Band structure modulation of chalcogenide perovskite with Eu as A-site cation

被引:0
|
作者
Han, Yanbing [1 ]
Fang, Jiao [1 ]
Xing, Xiaoyang [1 ]
Gao, Han [1 ]
Zhang, Jibin [1 ]
Zhang, Yuewen [1 ]
Yuan, Yifang [1 ]
Yang, Jie [1 ]
Li, Shunfang [1 ]
Shi, Zhifeng [1 ]
机构
[1] Zhengzhou Univ, Sch Phys, Key Lab Mat Phys, Minist Educ, Daxue Rd 75, Zhengzhou 450052, Peoples R China
基金
中国国家自然科学基金;
关键词
EFFICIENCY;
D O I
10.1063/5.0256891
中图分类号
O59 [应用物理学];
学科分类号
摘要
Chalcogenide perovskites with distorted structures, such as BaZrS3 and SrZrS3, are promising photovoltaic materials due to their high stability, strong absorption, and excellent electrical transport properties. Researchers have explored BaZr1-xTixS3 and BaZrS3-xSex alloys to reduce their band gaps, allowing them to absorb lower-energy photons. However, the hexagonal structures of BaTiS3 and BaZrSe3, along with the incompatibility of Ti or Se atoms in BaZrS3, lead to phase separation in these alloys. In this work, using EuZrS3 and Sr0.7Eu0.3ZrS3 alloys as examples, we demonstrate that the band structure of chalcogenide perovskites can be tuned by using Eu as the A-site cation.
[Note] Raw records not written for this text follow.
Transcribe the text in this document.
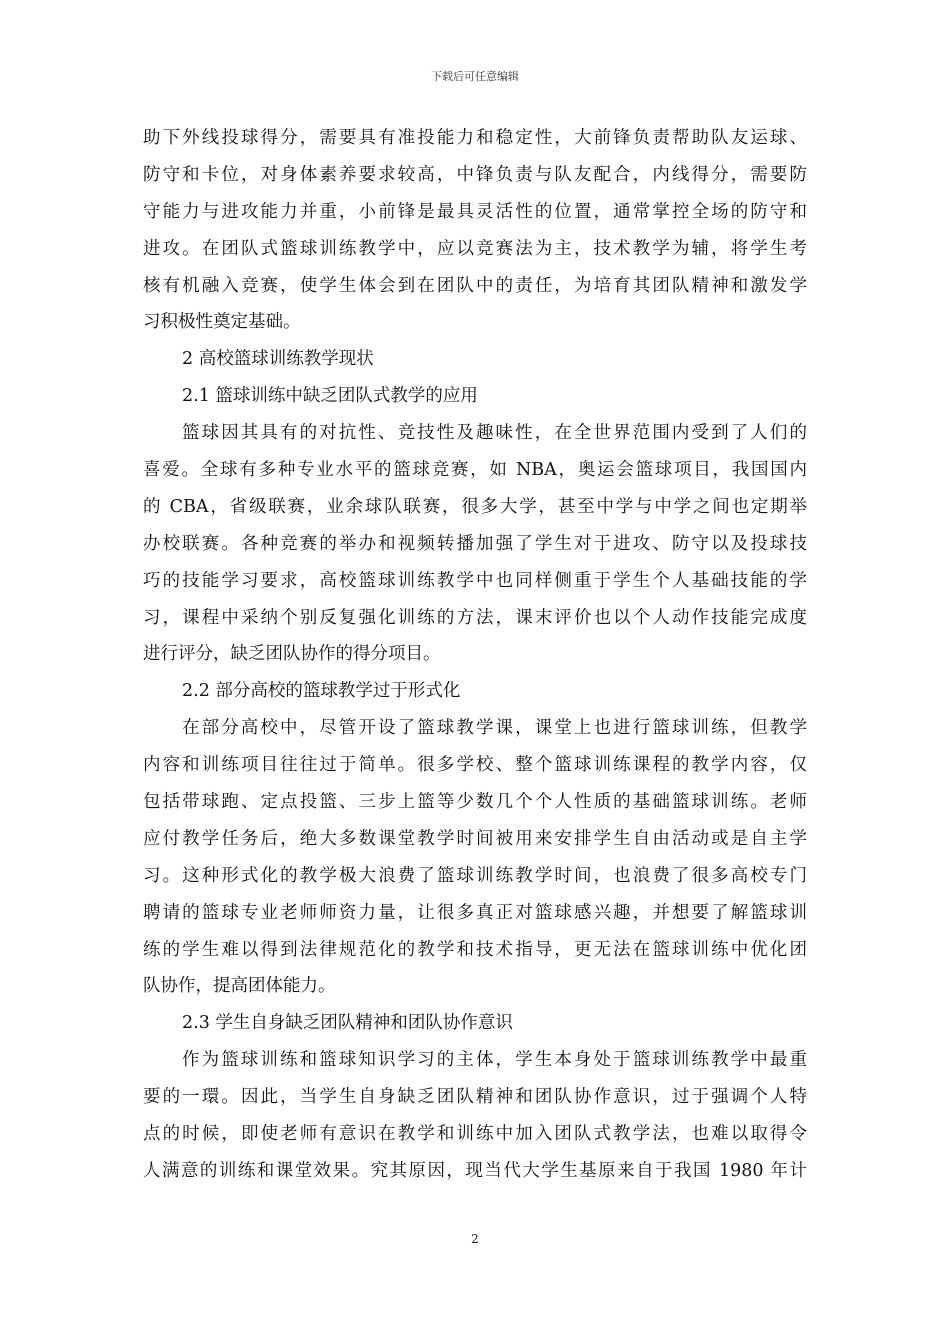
下载后可任意编辑
助下外线投球得分，需要具有准投能力和稳定性，大前锋负责帮助队友运球、
防守和卡位，对身体素养要求较高，中锋负责与队友配合，内线得分，需要防
守能力与进攻能力并重，小前锋是最具灵活性的位置，通常掌控全场的防守和
进攻。在团队式篮球训练教学中，应以竞赛法为主，技术教学为辅，将学生考
核有机融入竞赛，使学生体会到在团队中的责任，为培育其团队精神和激发学
习积极性奠定基础。
2 高校篮球训练教学现状
2.1 篮球训练中缺乏团队式教学的应用
篮球因其具有的对抗性、竞技性及趣味性，在全世界范围内受到了人们的
喜爱。全球有多种专业水平的篮球竞赛，如 NBA，奥运会篮球项目，我国国内
的 CBA，省级联赛，业余球队联赛，很多大学，甚至中学与中学之间也定期举
办校联赛。各种竞赛的举办和视频转播加强了学生对于进攻、防守以及投球技
巧的技能学习要求，高校篮球训练教学中也同样侧重于学生个人基础技能的学
习，课程中采纳个别反复强化训练的方法，课末评价也以个人动作技能完成度
进行评分，缺乏团队协作的得分项目。
2.2 部分高校的篮球教学过于形式化
在部分高校中，尽管开设了篮球教学课，课堂上也进行篮球训练，但教学
内容和训练项目往往过于简单。很多学校、整个篮球训练课程的教学内容，仅
包括带球跑、定点投篮、三步上篮等少数几个个人性质的基础篮球训练。老师
应付教学任务后，绝大多数课堂教学时间被用来安排学生自由活动或是自主学
习。这种形式化的教学极大浪费了篮球训练教学时间，也浪费了很多高校专门
聘请的篮球专业老师师资力量，让很多真正对篮球感兴趣，并想要了解篮球训
练的学生难以得到法律规范化的教学和技术指导，更无法在篮球训练中优化团
队协作，提高团体能力。
2.3 学生自身缺乏团队精神和团队协作意识
作为篮球训练和篮球知识学习的主体，学生本身处于篮球训练教学中最重
要的一環。因此，当学生自身缺乏团队精神和团队协作意识，过于强调个人特
点的时候，即使老师有意识在教学和训练中加入团队式教学法，也难以取得令
人满意的训练和课堂效果。究其原因，现当代大学生基原来自于我国 1980 年计
2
In EuZrS3, the Eu 4f orbitals contribute to the valence band maximum, thereby raising the valence band and resulting in a narrow bandgap of 0.54 eV. Furthermore, due to the structural and atomic compatibility of Eu with SrZrS3, the Sr1-xEuxZrS3 alloy is designed to fine-tune the band structures of both SrZrS3 and EuZrS3. EuZrS3 also exhibits typical semiconducting characteristics, making it promising for potential optoelectronic devices.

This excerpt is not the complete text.